Let $0 < \lambda_1 \leq \ldots \leq \lambda_n $ and $k_1, \ldots, k_n> 0$.
Let further $$\begin{align}P(x)&:=\prod_{i=1}^n (x+\lambda_i) = (x+\lambda_1)\cdot \ldots \cdot (x+\lambda_n) \\q_i(x) &:= \frac{P(x)}{(x+\lambda_i)}\\S(x) &:= P(x) + \sum_{i=1}^n k_i q_i(x)\end{align}$$be polynomials in the complex valued unknown $x$.
E.g. for $n=2$ we have
$$S(x) = (x + \lambda_1)(x + \lambda_2) + k_1(x+\lambda_2) + k_2(x+\lambda_1).$$
I suspect that S(x) has no zeros with positive real part. I tried it numerically 100 times for $n=5$ with random numbers for $x_i, \lambda_i$ and always got 5 negative real roots. (So, I guess that actually there are no non-real roots, but that is not so important.)
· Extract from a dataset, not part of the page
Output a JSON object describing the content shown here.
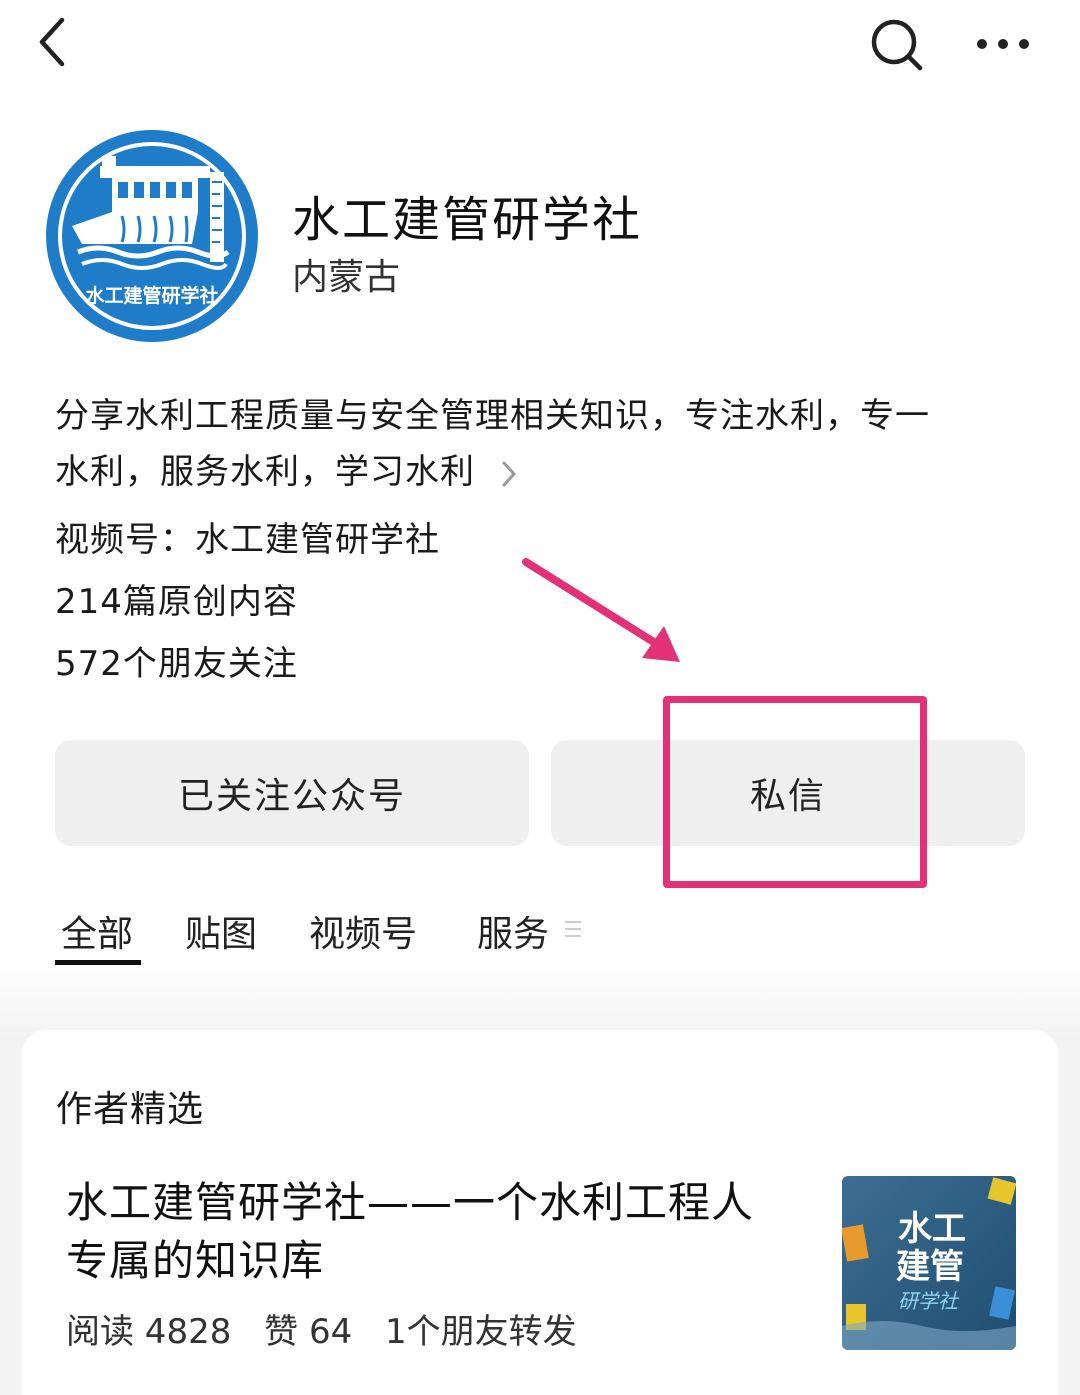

From Descartes rule of signs we know that $S$ has no positive real roots (because all coefficients of $S$ are positive). But how can we exclude complex roots with positive real parts (or as a whole)?
Update:
For the special case $\lambda_1 =\ldots = \lambda_n =:\lambda <0$ the assertion is almost trivial. In this case we have
$$S(x) = (x+ \lambda)^n + \sum_{i=0}^n k_i (x + \lambda)^{n-1} = (x + \lambda)^{n-1} (x + \lambda + \sum_{i=0}^n k_i),$$i.e., we have $n-1$ zeros unchanged at $\lambda$ and one zero shifted by $\sum_{i=0}^n k_i$ to the left.